М.М.– Я не зарекаюсь, что могу когда-нибудь прийти к нелепому решению вверить свою жизнь и здоровье врачам; я могу поддаться такой безумной мысли и не поручусь за свою стойкость на будущее время.
Однако и тогда, если кто-нибудь спросит меня о моем самочувствии, я отвечу ему как Перикл: "Можете судить по этому", – и покажу зажатые у меня в кулаке шесть драхм опия; это будет бесспорным доказательством серьезности моей болезни. К этому времени я успею основательно свихнуться; если страх и нетерпение смогли довести меня до подобных вещей, то можно вообразить всю глубину моего душевного смятения.
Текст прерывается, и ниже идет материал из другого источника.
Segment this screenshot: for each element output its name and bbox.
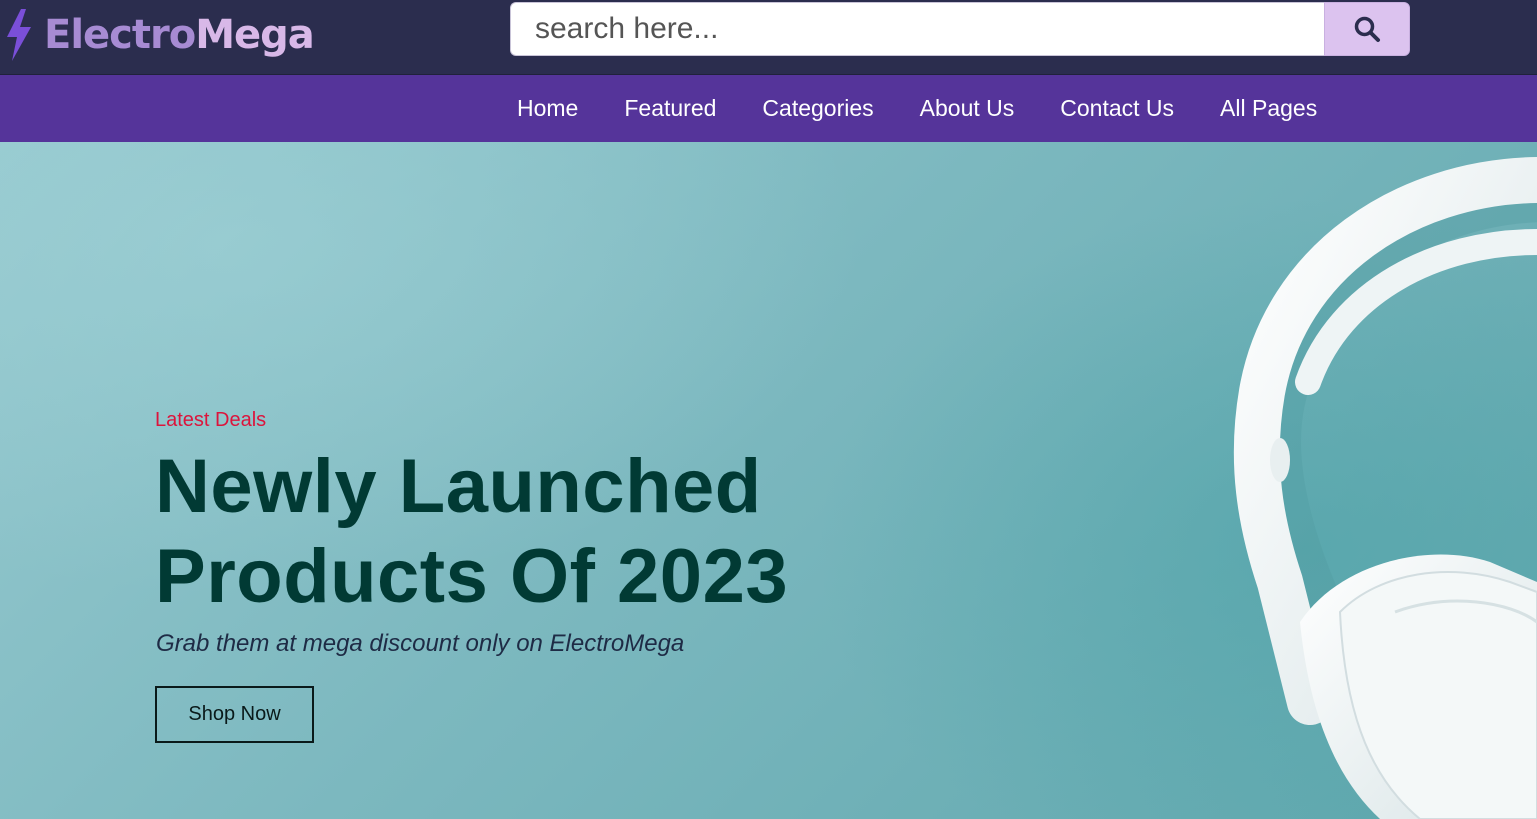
hero-headline-line1: Newly Launched bbox=[155, 444, 762, 529]
hero-headline-line2: Products Of 2023 bbox=[155, 534, 789, 619]
nav-link-featured[interactable]: Featured bbox=[601, 75, 739, 142]
top-header: Electro Mega bbox=[0, 0, 1537, 75]
lightning-bolt-icon bbox=[7, 9, 31, 61]
search-button[interactable] bbox=[1324, 2, 1410, 56]
nav-link-about-us[interactable]: About Us bbox=[897, 75, 1038, 142]
nav-item-featured: Featured bbox=[601, 75, 739, 142]
site-logo[interactable]: Electro Mega bbox=[4, 6, 315, 64]
search-input[interactable] bbox=[510, 2, 1324, 56]
nav-list: Home Featured Categories About Us Contac… bbox=[494, 75, 1340, 142]
hero-eyebrow: Latest Deals bbox=[155, 409, 267, 431]
nav-item-categories: Categories bbox=[739, 75, 896, 142]
magnifier-icon bbox=[1354, 16, 1380, 42]
main-nav: Home Featured Categories About Us Contac… bbox=[0, 75, 1537, 142]
logo-text-mega: Mega bbox=[195, 12, 315, 58]
nav-item-about: About Us bbox=[897, 75, 1038, 142]
nav-link-contact-us[interactable]: Contact Us bbox=[1037, 75, 1197, 142]
headphones-image bbox=[1233, 157, 1537, 819]
hero-headline: Newly Launched Products Of 2023 bbox=[155, 442, 915, 622]
search-bar bbox=[510, 2, 1410, 56]
nav-link-categories[interactable]: Categories bbox=[739, 75, 896, 142]
hero-banner: Latest Deals Newly Launched Products Of … bbox=[0, 142, 1537, 819]
nav-link-home[interactable]: Home bbox=[494, 75, 601, 142]
logo-text-electro: Electro bbox=[44, 12, 196, 58]
nav-item-all-pages: All Pages bbox=[1197, 75, 1340, 142]
nav-link-all-pages[interactable]: All Pages bbox=[1197, 75, 1340, 142]
logo-text: Electro Mega bbox=[44, 12, 315, 58]
hero-subheading: Grab them at mega discount only on Elect… bbox=[156, 630, 685, 657]
nav-item-home: Home bbox=[494, 75, 601, 142]
shop-now-button[interactable]: Shop Now bbox=[155, 686, 314, 743]
nav-item-contact: Contact Us bbox=[1037, 75, 1197, 142]
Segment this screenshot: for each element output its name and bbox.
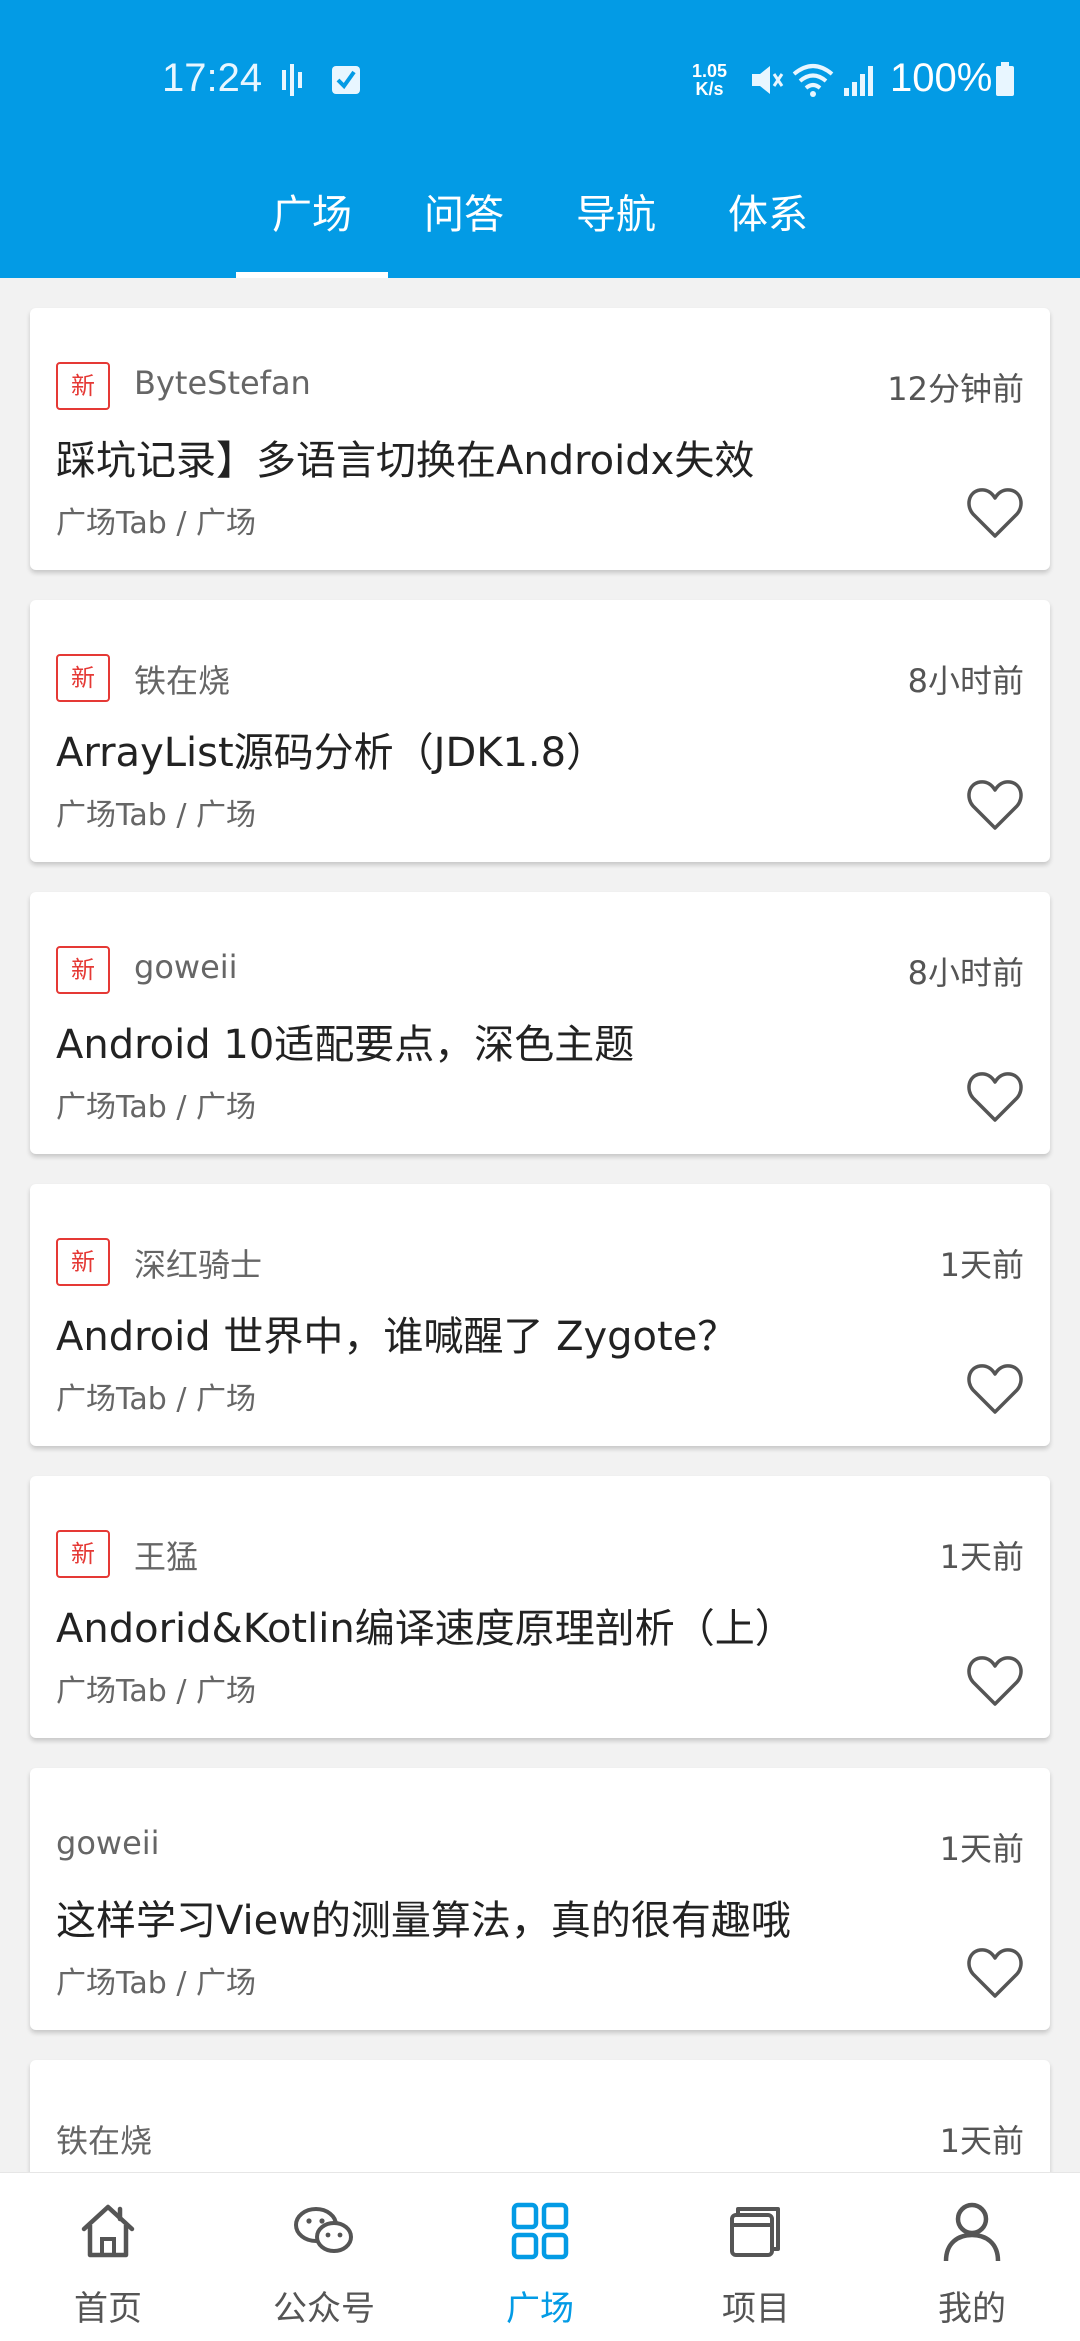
wifi-icon (792, 64, 834, 97)
nav-label: 广场 (506, 2289, 574, 2329)
article-category[interactable]: 广场Tab / 广场 (56, 1958, 256, 2002)
heart-icon[interactable] (966, 1654, 1024, 1708)
article-card[interactable]: 新 铁在烧 8小时前 ArrayList源码分析（JDK1.8） 广场Tab /… (30, 600, 1050, 862)
heart-icon[interactable] (966, 1946, 1024, 2000)
article-time: 8小时前 (907, 954, 1024, 992)
network-speed-value: 1.05 (692, 61, 728, 81)
heart-icon[interactable] (966, 1070, 1024, 1124)
nav-square[interactable]: 广场 (432, 2173, 648, 2341)
article-time: 8小时前 (907, 662, 1024, 700)
article-time: 1天前 (939, 2122, 1024, 2160)
wechat-icon (294, 2207, 353, 2253)
home-icon (81, 2204, 135, 2258)
article-author[interactable]: 深红骑士 (134, 1240, 262, 1286)
nav-home[interactable]: 首页 (0, 2173, 216, 2341)
tab-square[interactable]: 广场 (236, 182, 388, 278)
article-title[interactable]: Andorid&Kotlin编译速度原理剖析（上） (56, 1596, 795, 1654)
tab-qa[interactable]: 问答 (388, 182, 540, 278)
mute-icon (752, 66, 784, 94)
status-bar: 17:24 1.05 K/s 100% (0, 0, 1080, 160)
nav-projects[interactable]: 项目 (648, 2173, 864, 2341)
article-category[interactable]: 广场Tab / 广场 (56, 1374, 256, 1418)
article-category[interactable]: 广场Tab / 广场 (56, 498, 256, 542)
article-title[interactable]: 踩坑记录】多语言切换在Androidx失效 (56, 428, 754, 486)
profile-icon (943, 2202, 1001, 2262)
new-badge: 新 (56, 946, 110, 994)
article-card[interactable]: 新 goweii 8小时前 Android 10适配要点，深色主题 广场Tab … (30, 892, 1050, 1154)
task-check-icon (332, 66, 360, 94)
battery-percent: 100% (890, 56, 993, 100)
nav-label: 首页 (74, 2289, 142, 2329)
article-category[interactable]: 广场Tab / 广场 (56, 1082, 256, 1126)
article-category[interactable]: 广场Tab / 广场 (56, 790, 256, 834)
article-title[interactable]: Android 10适配要点，深色主题 (56, 1012, 634, 1070)
top-tabs: 广场 问答 导航 体系 (0, 170, 1080, 278)
article-author[interactable]: goweii (134, 948, 238, 986)
nav-label: 项目 (722, 2289, 790, 2329)
status-time: 17:24 (162, 56, 263, 100)
article-title[interactable]: 这样学习View的测量算法，真的很有趣哦 (56, 1888, 791, 1946)
article-author[interactable]: 铁在烧 (56, 2116, 152, 2162)
network-speed-unit: K/s (695, 79, 724, 99)
new-badge: 新 (56, 654, 110, 702)
bottom-navigation: 首页 公众号 广场 项目 我的 (0, 2172, 1080, 2341)
signal-icon (844, 66, 873, 96)
new-badge: 新 (56, 362, 110, 410)
heart-icon[interactable] (966, 1362, 1024, 1416)
app-header: 17:24 1.05 K/s 100% 广场 问答 导航 体系 (0, 0, 1080, 278)
article-card[interactable]: 新 深红骑士 1天前 Android 世界中，谁喊醒了 Zygote？ 广场Ta… (30, 1184, 1050, 1446)
article-time: 12分钟前 (887, 370, 1024, 408)
article-time: 1天前 (939, 1830, 1024, 1868)
battery-icon (996, 62, 1014, 96)
square-grid-icon (511, 2202, 569, 2260)
article-author[interactable]: goweii (56, 1824, 160, 1862)
heart-icon[interactable] (966, 778, 1024, 832)
article-author[interactable]: ByteStefan (134, 364, 311, 402)
nav-official-accounts[interactable]: 公众号 (216, 2173, 432, 2341)
new-badge: 新 (56, 1530, 110, 1578)
article-card[interactable]: 新 王猛 1天前 Andorid&Kotlin编译速度原理剖析（上） 广场Tab… (30, 1476, 1050, 1738)
new-badge: 新 (56, 1238, 110, 1286)
nav-label: 我的 (938, 2289, 1006, 2329)
heart-icon[interactable] (966, 486, 1024, 540)
article-card[interactable]: 铁在烧 1天前 (30, 2060, 1050, 2172)
article-card[interactable]: goweii 1天前 这样学习View的测量算法，真的很有趣哦 广场Tab / … (30, 1768, 1050, 2030)
project-icon (730, 2207, 780, 2257)
article-author[interactable]: 王猛 (134, 1532, 198, 1578)
tab-navigation[interactable]: 导航 (540, 182, 692, 278)
article-list[interactable]: 新 ByteStefan 12分钟前 踩坑记录】多语言切换在Androidx失效… (0, 278, 1080, 2172)
tab-system[interactable]: 体系 (692, 182, 844, 278)
article-time: 1天前 (939, 1246, 1024, 1284)
network-speed: 1.05 K/s (692, 62, 727, 98)
article-title[interactable]: Android 世界中，谁喊醒了 Zygote？ (56, 1304, 737, 1362)
nav-profile[interactable]: 我的 (864, 2173, 1080, 2341)
audio-notification-icon (282, 64, 302, 96)
nav-label: 公众号 (273, 2289, 375, 2329)
article-card[interactable]: 新 ByteStefan 12分钟前 踩坑记录】多语言切换在Androidx失效… (30, 308, 1050, 570)
article-category[interactable]: 广场Tab / 广场 (56, 1666, 256, 1710)
article-time: 1天前 (939, 1538, 1024, 1576)
article-author[interactable]: 铁在烧 (134, 656, 230, 702)
article-title[interactable]: ArrayList源码分析（JDK1.8） (56, 720, 606, 778)
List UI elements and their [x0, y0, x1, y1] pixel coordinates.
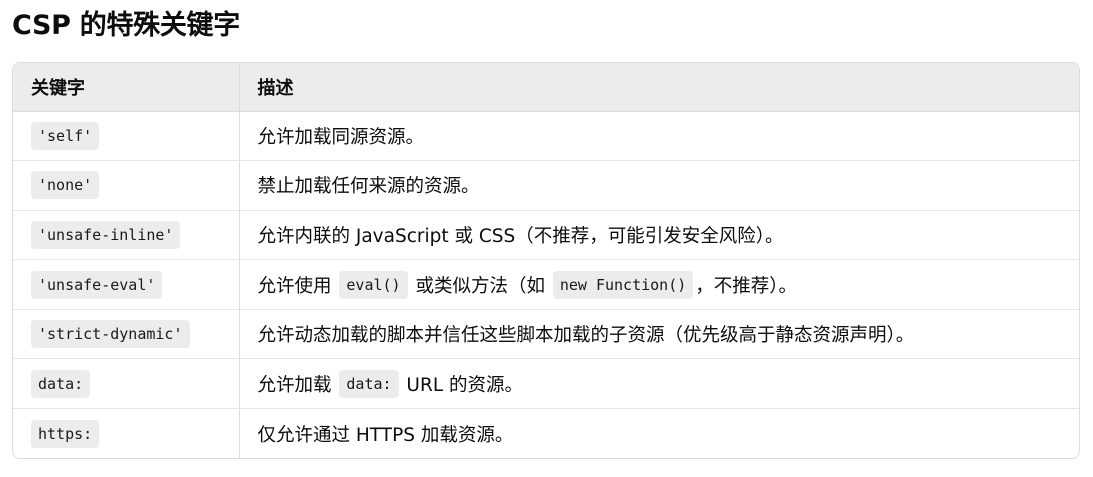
keyword-cell: 'unsafe-eval' — [13, 259, 240, 310]
description-text: 允许内联的 JavaScript 或 CSS（不推荐，可能引发安全风险）。 — [257, 225, 784, 247]
keyword-code: https: — [31, 419, 100, 448]
description-cell: 禁止加载任何来源的资源。 — [239, 160, 1079, 211]
description-text: URL 的资源。 — [400, 374, 524, 396]
keyword-code: 'self' — [31, 121, 100, 150]
table-row: https: 仅允许通过 HTTPS 加载资源。 — [13, 408, 1079, 458]
description-text: 允许动态加载的脚本并信任这些脚本加载的子资源（优先级高于静态资源声明）。 — [257, 325, 915, 347]
description-text: 或类似方法（如 — [409, 275, 551, 297]
column-header-keyword: 关键字 — [13, 63, 240, 112]
table-row: 'unsafe-eval' 允许使用 eval() 或类似方法（如 new Fun… — [13, 259, 1079, 310]
keyword-code: 'none' — [31, 171, 100, 200]
column-header-description: 描述 — [239, 63, 1079, 112]
keyword-code: 'unsafe-eval' — [31, 270, 163, 299]
csp-keywords-table: 关键字 描述 'self' 允许加载同源资源。 'none' 禁止加载任何来源的资源。… — [12, 62, 1080, 459]
description-text: ，不推荐）。 — [695, 275, 798, 297]
inline-code: new Function() — [552, 270, 694, 299]
description-cell: 允许内联的 JavaScript 或 CSS（不推荐，可能引发安全风险）。 — [239, 210, 1079, 261]
table-header-row: 关键字 描述 — [13, 63, 1079, 112]
table-row: data: 允许加载 data: URL 的资源。 — [13, 358, 1079, 410]
keyword-code: 'unsafe-inline' — [31, 220, 181, 249]
keyword-cell: 'self' — [13, 111, 240, 162]
description-text: 禁止加载任何来源的资源。 — [257, 176, 480, 198]
keyword-cell: 'none' — [13, 160, 240, 211]
keyword-code: data: — [31, 369, 91, 398]
keyword-cell: 'strict-dynamic' — [13, 309, 240, 360]
inline-code: data: — [339, 369, 399, 398]
page-title: CSP 的特殊关键字 — [12, 10, 240, 41]
table-row: 'strict-dynamic' 允许动态加载的脚本并信任这些脚本加载的子资源（优… — [13, 309, 1079, 360]
description-text: 允许使用 — [257, 275, 338, 297]
keyword-cell: data: — [13, 358, 240, 410]
description-cell: 允许动态加载的脚本并信任这些脚本加载的子资源（优先级高于静态资源声明）。 — [239, 309, 1079, 360]
inline-code: eval() — [339, 270, 408, 299]
description-cell: 允许加载 data: URL 的资源。 — [239, 358, 1079, 410]
description-cell: 仅允许通过 HTTPS 加载资源。 — [239, 409, 1079, 458]
keyword-cell: https: — [13, 408, 240, 458]
description-text: 仅允许通过 HTTPS 加载资源。 — [257, 424, 514, 446]
description-text: 允许加载同源资源。 — [257, 126, 425, 148]
description-cell: 允许加载同源资源。 — [239, 111, 1079, 162]
keyword-cell: 'unsafe-inline' — [13, 210, 240, 261]
table-row: 'none' 禁止加载任何来源的资源。 — [13, 160, 1079, 211]
table-row: 'unsafe-inline' 允许内联的 JavaScript 或 CSS（不推… — [13, 210, 1079, 261]
description-cell: 允许使用 eval() 或类似方法（如 new Function() ，不推荐）。 — [239, 259, 1079, 310]
description-text: 允许加载 — [257, 374, 338, 396]
keyword-code: 'strict-dynamic' — [31, 320, 190, 349]
table-row: 'self' 允许加载同源资源。 — [13, 111, 1079, 162]
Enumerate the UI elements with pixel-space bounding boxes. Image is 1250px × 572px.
М.– Очень хорошо Вас понимаю. Но ведь и в Ваше время, как ни слабо развита была медицина, у нее находились и сторонники, значит, кому-то врачи помогали.

М.М.– Я признаю, что и у защитников нашей медицины могут быть весьма серьезные, убедительные и веские соображения, и я отнюдь не отвергаю мнений, расходящихся с моими.

М.– То есть Вы спокойно относитесь к чужим мнениям?

М.М.– Меня нисколько не пугает, если мои суждения противоречат суждениям других людей; и то, что эти люди придерживаются точек зрения, отличных от моей, нисколько не мешает моему общению с ними. Наоборот, мне гораздо реже приходится наталкиваться на совпадение моих воззрений и склонностей с воззрениями и склонностями других людей.

М.– Вас это не смущало, не заставляло чувствовать себя одиноким?

М.М.– Никогда не существовало двух совершенно одинаковых мнений, точно так же как один волос не бывает вполне похож на другой и одно зерно на другое. Наиболее устойчивым свойством всех человеческих мнений является их несходство.

М.– Несмотря на это несходство, люди нередко понимают друг друга, и в Ваших «Опытах» многие находят не только близкие по духу мысли, но и реальные советы, как достойно пройти свой путь. Вас читают очень разные люди на протяжении почти пяти веков.

М.М.– Я употребил все отпущенные мне силы на то, чтобы устроить свою жизнь. Это было моим основным занятием, моим делом. Я меньше всего являюсь сочинителем книг. Я хотел обладать достатком, чтобы удовлетворять свои насущные и основные потребности, а не для того, чтобы накоплять богатства и оставить их моим наследникам.

М.– Разве посмертная слава для Вас ничего не значит?

М.М.– Если бы я принадлежал к числу тех, кому люди могут пожелать воздать славу, то я избавил бы их от этого и попросил бы, чтобы они мне выдали ее авансом; пусть она поскорее придет ко мне и обовьется вокруг меня; пусть она даже будет покороче, но зато поплотнее; не очень долговечной, но зато ощутимой, и пусть она безвозвратно канет в вечность, когда я уже не смогу ощущать ее и внимать ее сладостному голосу.